Le sujet n’est pas nouveau. En septembre 2019, le CNB, la Conférence des bâtonniers et le barreau de Paris avaient signé, en présence du Défenseur des droits, une "charte relative à la lutte contre les discriminations et le harcèlement dans la profession d’avocat". Cette charte prévoit la désignation de référents locaux au sein de chaque barreau pour recueillir la parole des avocats victimes de harcèlement ou de discrimination et faire remonter les informations au bâtonnier. “Le premier étage de la fusée du dispositif mis en place par l’association pour endiguer le phénomène de discrimination et de harcèlement”, expliquait l’ancienne bâtonnière Marie-Anne Mendiboure, responsable du groupe de travail Harcèlement et discrimination du CNB. Les 163 barreaux de province ont également lancé en mai 2023 une plateforme en ligne pour faciliter les démarches des avocats qui, les bâtonniers l’ont constaté, sont plus enclins à signaler leurs déboires sur les réseaux sociaux.

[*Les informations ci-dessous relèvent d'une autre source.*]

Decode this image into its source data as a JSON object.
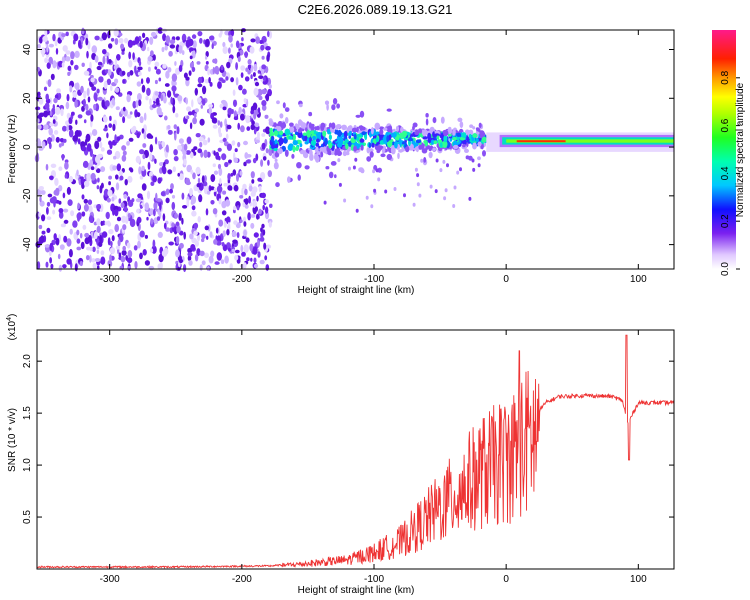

Exfiltration d’une situation de crise

Si le barreau de Paris monte d’un cran dans la protection des avocats, il précise que la mise en œuvre de cette mesure refuge “se fera aux risques et périls du bénéficiaire”. Qu’elle n’établira pas la matérialité des faits dénoncés, pas plus qu’elle ne garantira de suites disciplinaires. Même chose pour les contrats en cours – de collaboration ou association – entre l’avocat bénéficiaire du dispositif et celui à qui il reproche tel ou tel comportement ou le cabinet : la mesure d’urgence se limite à offrir une exfiltration d’une situation problématique, et pour “assurer une continuité d’exercice en temps de crise”. Seules certaines crises défraient la chronique : le bordelais Lexco condamné en 2021 pour avoir licencié une avocate enceinte de six mois et, demain, l’américain EY condamné en juin 2022 pour des faits similaires, l’avocat Emmanuel Pierrat sanctionné par un an d’interdiction d’exercer pour harcèlement en mars 2023, le cabinet Racine condamné en appel en 2021 pour harcèlement moral, l’avocat Jean-Georges Betto condamné à dix mois de prison avec sursis pour harcèlement sexuel et moral en janvier 2024, l’enquête sur l’avocat Antoine Vey lancée le mois suivant…

Dans un autre registre, une initiative similaire avait vu le jour à Poitiers, où le barreau a mis en place il y a près de dix ans “La Casa”, une cellule d’aide et de soutien aux avocats en souffrance économique.